Möglicherweise gibt es für uns keinen anderen Weg, kulturelle Identität in ihrer Entwicklung zu stabilisieren. Deshalb erscheint es auch als allzumenschlich, dass wir im Blick auf unsere jeweilige Identität nicht ihr Gewordensein, hinter der Wirklichkeit unserer Lebenswelt nicht weitere Möglichkeiten, hinter dem Horizont unseres Wissens nicht weitere Horizonte und in unseren Denk-Konzepten nicht bloße Hypothesen erblicken. Weil das so ist, hat William James unserer Epoche vor nahezu hundert Jahren eine Aufgabe genannt, deren Aktualität keineswegs verblaßt ist. Es mag ja sein, so James, daß wir dereinst eine konsistente Vorstellung von der Einheit der Welt, mit einem Ursprung, einer durchgehenden Struktur und einem voraussichtlichen Ende haben werden, aber meanwhile müssen wir mit dem Zustand der Unvollkommenheit klarkommen. Wir müssen sogar mit der plausiblen aber schwer bekömmlichen Hypothese arbeiten, daß wir diesen Status unvollkommener Erkenntnis der Welt und unserer selbst nie werden verlassen können.

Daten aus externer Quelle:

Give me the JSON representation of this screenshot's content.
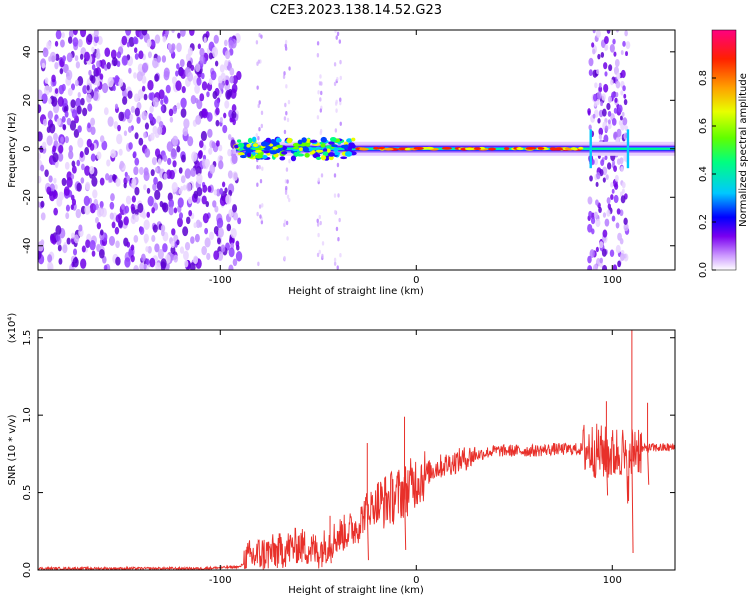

Meine Absicht war es, in meinem Forschungsprojekt – unter Rückgriff auf die Überlegungen von William James – eine problemgeschichtliche (Re-)Konstruktion des Methoden- und Weltanschauungspluralismus in den Geistes- und Kulturwissenschaften vorzunehmen. Das Projekt besteht aus zwei Teilbereichen. Rekonstruktion (Teil 1) meint in diesem Zusammenhang, daß sich im Schatten Hegels bereits mehrere Konzepte entwickelt haben, die anhand der Leitbegriffe Wissenschaftstheorie, Weltanschauung und Leben Hegels Darstellung des erscheinenden Wissens auf die Vielfalt der Erfahrungswelt überblendet haben: Dieser Weg führt von Trendelenburg und Lotze zu Dilthey und Cassirer wie auch zu James und Dewey, von Nietzsche und Eucken über Bergson, Simmel und Scheler zu Heidegger und von Husserl zu Schütz, um nur die Hauptpassagen zu nennen. Im Rückblick auf den philosophischen Diskurs des späten 19. und frühen 20. Jahrhunderts zeigt sich, dass es in diesen Bereichen – den Logiken der Wissenschaften, den Typologien der Weltanschauungen und den Philosophien des Lebens – gleichermaßen darum geht, die "Totalität" und die "Differenziertheit" der Formen herauszuarbeiten, in denen sich menschliches Denken und Handeln vollzieht. Konstruktion (Teil 2) hingegen meint, darauf aufbauend, daß die genannten pluralistischen Theorieansätze in eine liberalistische Konzeption eingefaßt werden (und umgekehrt), insofern es darum geht, wie Ernst Cassirer sagt, "jedem Versuch des Welt-Verständnisses, jeder Auslegung der Welt, deren der menschliche Geist fähig ist, ihr Resultat zuzuerkennen und sie in ihrer Eigentümlichkeit zu begreifen." Die Anerkenntnis einer jeden Weltauslegung und die Gewährung von Freiheit so wie die Praxis der Toleranz bedingen sich wechselseitig. Zwar fehlen hier sowohl eine logische als auch eine geistesgeschichtliche Verknüpfung, wie Isaiah Berlin zu recht bemerkt hat. Ziel des Forschungsprojekts war es deshalb, diese Bereiche als komplementär innerhalb einer Theorie der modernen Kultur darzustellen.